Hygienekonzepte müssen auch eingehalten werden
Die grundlegenden Empfehlungen zur Minimierung des Infektionsrisikos haben sich durch die seit Juli hinzugekommenen Forschungsergebnisse nicht verändert, sie sind eher bestätigt worden: Musizierende sollten einen radialen Abstand von mindestens 2 Metern zu anderen Menschen einhalten, beim Musizieren auf Querflöten insbesondere nach vorne noch deutlich mehr. Weiterer wichtiger Baustein der Risikoreduktion ist das korrekte(!) Tragen eines Mund-Nasen-Schutzes (MNS).
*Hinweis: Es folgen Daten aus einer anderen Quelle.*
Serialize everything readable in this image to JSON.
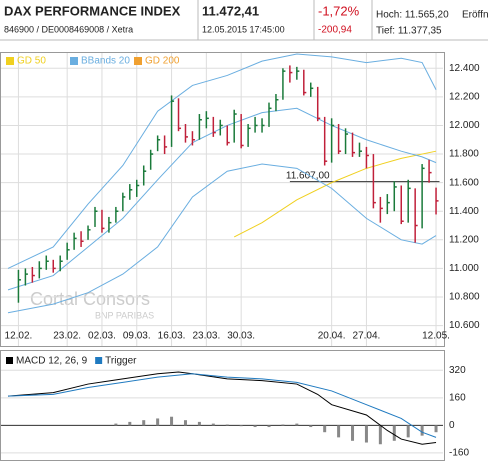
{
  "header": {
    "title": "DAX PERFORMANCE INDEX",
    "price": "11.472,41",
    "change_pct": "-1,72%",
    "high": "Hoch: 11.565,20",
    "open": "Eröffn",
    "id": "846900 / DE0008469008 / Xetra",
    "time": "12.05.2015 17:45:00",
    "change": "-200,94",
    "low": "Tief: 11.377,35"
  },
  "watermark": [
    "Cortal Consors",
    "BNP PARIBAS"
  ],
  "chart_data": [
    {
      "type": "hlc",
      "up_color": "#1a7a3a",
      "down_color": "#c0203a",
      "xlim": [
        -1.5,
        61
      ],
      "ylim": [
        10590,
        12430
      ],
      "xticks": [
        {
          "value": 0,
          "label": "12.02."
        },
        {
          "value": 7,
          "label": "23.02."
        },
        {
          "value": 12,
          "label": "02.03."
        },
        {
          "value": 17,
          "label": "09.03."
        },
        {
          "value": 22,
          "label": "16.03."
        },
        {
          "value": 27,
          "label": "23.03."
        },
        {
          "value": 32,
          "label": "30.03."
        },
        {
          "value": 45,
          "label": "20.04."
        },
        {
          "value": 50,
          "label": "27.04."
        },
        {
          "value": 60,
          "label": "12.05."
        }
      ],
      "yticks": [
        {
          "value": 10600,
          "label": "10.600"
        },
        {
          "value": 10800,
          "label": "10.800"
        },
        {
          "value": 11000,
          "label": "11.000"
        },
        {
          "value": 11200,
          "label": "11.200"
        },
        {
          "value": 11400,
          "label": "11.400"
        },
        {
          "value": 11600,
          "label": "11.600"
        },
        {
          "value": 11800,
          "label": "11.800"
        },
        {
          "value": 12000,
          "label": "12.000"
        },
        {
          "value": 12200,
          "label": "12.200"
        },
        {
          "value": 12400,
          "label": "12.400"
        }
      ],
      "grid": true,
      "close": [
        10920,
        10960,
        10950,
        11000,
        11050,
        11000,
        11050,
        11130,
        11210,
        11190,
        11270,
        11400,
        11280,
        11320,
        11400,
        11500,
        11550,
        11580,
        11680,
        11800,
        11900,
        11850,
        12170,
        11980,
        11920,
        11900,
        12040,
        12050,
        11950,
        12000,
        11880,
        12080,
        11860,
        11980,
        12000,
        12000,
        12120,
        12180,
        12380,
        12370,
        12380,
        12230,
        12260,
        12050,
        11750,
        12000,
        11820,
        11940,
        11810,
        11820,
        11790,
        11460,
        11420,
        11460,
        11570,
        11330,
        11560,
        11300,
        11700,
        11670,
        11472.41
      ],
      "high": [
        10990,
        11000,
        11010,
        11050,
        11090,
        11060,
        11090,
        11180,
        11250,
        11260,
        11300,
        11430,
        11410,
        11360,
        11430,
        11530,
        11590,
        11620,
        11720,
        11830,
        11930,
        11930,
        12210,
        12190,
        12010,
        11960,
        12080,
        12100,
        12060,
        12040,
        12000,
        12110,
        12080,
        12010,
        12060,
        12050,
        12160,
        12220,
        12400,
        12420,
        12410,
        12390,
        12300,
        12270,
        12060,
        12050,
        12010,
        11980,
        11950,
        11880,
        11850,
        11800,
        11500,
        11520,
        11610,
        11580,
        11620,
        11560,
        11730,
        11760,
        11565.2
      ],
      "low": [
        10760,
        10880,
        10900,
        10930,
        10990,
        10970,
        10980,
        11060,
        11130,
        11150,
        11200,
        11290,
        11250,
        11250,
        11320,
        11400,
        11480,
        11500,
        11580,
        11690,
        11820,
        11800,
        11850,
        11960,
        11880,
        11860,
        11900,
        11980,
        11920,
        11930,
        11860,
        11880,
        11840,
        11850,
        11950,
        11950,
        11990,
        12100,
        12180,
        12300,
        12320,
        12210,
        12200,
        12030,
        11720,
        11740,
        11800,
        11800,
        11780,
        11780,
        11700,
        11420,
        11320,
        11380,
        11400,
        11310,
        11320,
        11180,
        11280,
        11600,
        11377.35
      ],
      "legend": [
        {
          "name": "GD 50",
          "color": "#f0d020",
          "x": [
            31,
            35,
            40,
            45,
            50,
            55,
            60
          ],
          "values": [
            11220,
            11320,
            11480,
            11600,
            11700,
            11770,
            11820
          ]
        },
        {
          "name": "BBands 20",
          "color": "#6aaee0",
          "bands": [
            {
              "x": [
                -1.5,
                5,
                10,
                15,
                20,
                25,
                30,
                35,
                40,
                45,
                50,
                55,
                58,
                60
              ],
              "values": [
                11000,
                11150,
                11450,
                11720,
                12100,
                12280,
                12350,
                12450,
                12500,
                12480,
                12440,
                12470,
                12440,
                12250
              ]
            },
            {
              "x": [
                -1.5,
                5,
                10,
                15,
                20,
                25,
                30,
                35,
                40,
                45,
                50,
                55,
                58,
                60
              ],
              "values": [
                10850,
                10950,
                11150,
                11350,
                11620,
                11880,
                12000,
                12090,
                12120,
                12000,
                11900,
                11820,
                11780,
                11740
              ]
            },
            {
              "x": [
                -1.5,
                5,
                10,
                15,
                20,
                25,
                30,
                35,
                40,
                45,
                50,
                55,
                58,
                60
              ],
              "values": [
                10690,
                10750,
                10830,
                10960,
                11150,
                11500,
                11680,
                11730,
                11700,
                11560,
                11350,
                11200,
                11170,
                11230
              ]
            }
          ]
        },
        {
          "name": "GD 200",
          "color": "#f0a030"
        }
      ],
      "hline": {
        "value": 11607,
        "label": "11.607,00",
        "x": [
          39,
          60.5
        ]
      }
    },
    {
      "type": "macd",
      "xlim": [
        -1.5,
        61
      ],
      "ylim": [
        -190,
        345
      ],
      "yticks": [
        320,
        160,
        0,
        -160
      ],
      "series": [
        {
          "name": "MACD 12, 26, 9",
          "color": "#000000",
          "x": [
            -1.5,
            5,
            10,
            15,
            20,
            23,
            25,
            30,
            35,
            40,
            43,
            45,
            50,
            53,
            55,
            58,
            60
          ],
          "values": [
            170,
            190,
            240,
            270,
            300,
            310,
            300,
            270,
            260,
            240,
            180,
            120,
            60,
            -30,
            -80,
            -110,
            -100
          ]
        },
        {
          "name": "Trigger",
          "color": "#1f7ac0",
          "x": [
            -1.5,
            5,
            10,
            15,
            20,
            25,
            30,
            35,
            40,
            45,
            50,
            55,
            58,
            60
          ],
          "values": [
            170,
            180,
            220,
            250,
            280,
            300,
            280,
            270,
            250,
            200,
            120,
            40,
            -40,
            -70
          ]
        }
      ],
      "histogram": {
        "color": "#888888",
        "x": [
          14,
          16,
          18,
          20,
          22,
          24,
          26,
          28,
          30,
          32,
          34,
          36,
          38,
          40,
          42,
          44,
          46,
          48,
          50,
          52,
          54,
          56,
          58,
          60
        ],
        "values": [
          10,
          20,
          30,
          40,
          50,
          30,
          20,
          10,
          5,
          -5,
          -10,
          -10,
          5,
          10,
          -10,
          -40,
          -70,
          -90,
          -100,
          -110,
          -90,
          -70,
          -60,
          -40
        ]
      }
    }
  ]
}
Das Forschungsteam bekräftigt: „Beim MNS geht es v.a. darum, dass er angewandt wird, obwohl er zum Beispiel beim Singen oder Spielen eines Streich-, Zupf- oder Tasteninstruments spontan als unpassend oder störend empfunden werden kann.“ Die Wissenschaftler betonen auch, wie wichtig auf die jeweiligen Örtlichkeiten abgestimmte Hygienekonzepte und deren penible Einhaltung sind. So stellen sie für ihre Musikhochschule fest, „dass die Anwesenheit von Studierenden und Lehrenden, die im nachhinein als asymptomatische Kontaktpersonen positiv getestet wurden und sich vorher noch in Lehrveranstaltungen der Musikhochschule aufgehalten hatten, nicht zu einer Weiterverbreitung der Coronavirus-Infektion innerhalb der Musikhochschule geführt hat. Daraus lässt sich schließen, dass empirisch überprüfte Lüftungsmaßnahmen, Einhaltung der Abstandsregeln, MNS, Hände- und Kontaktflächenreinigung die Wahrscheinlichkeit einer Coronavirus-Infektion stark vermindern können. Im Fall einer ähnlichen Institution, in der die Hygienemaßnahmen nicht eingehalten wurden, führte dieselbe Situation – Singen in der Gruppe – dagegen zu einer hohen Ansteckungsrate der Beteiligten.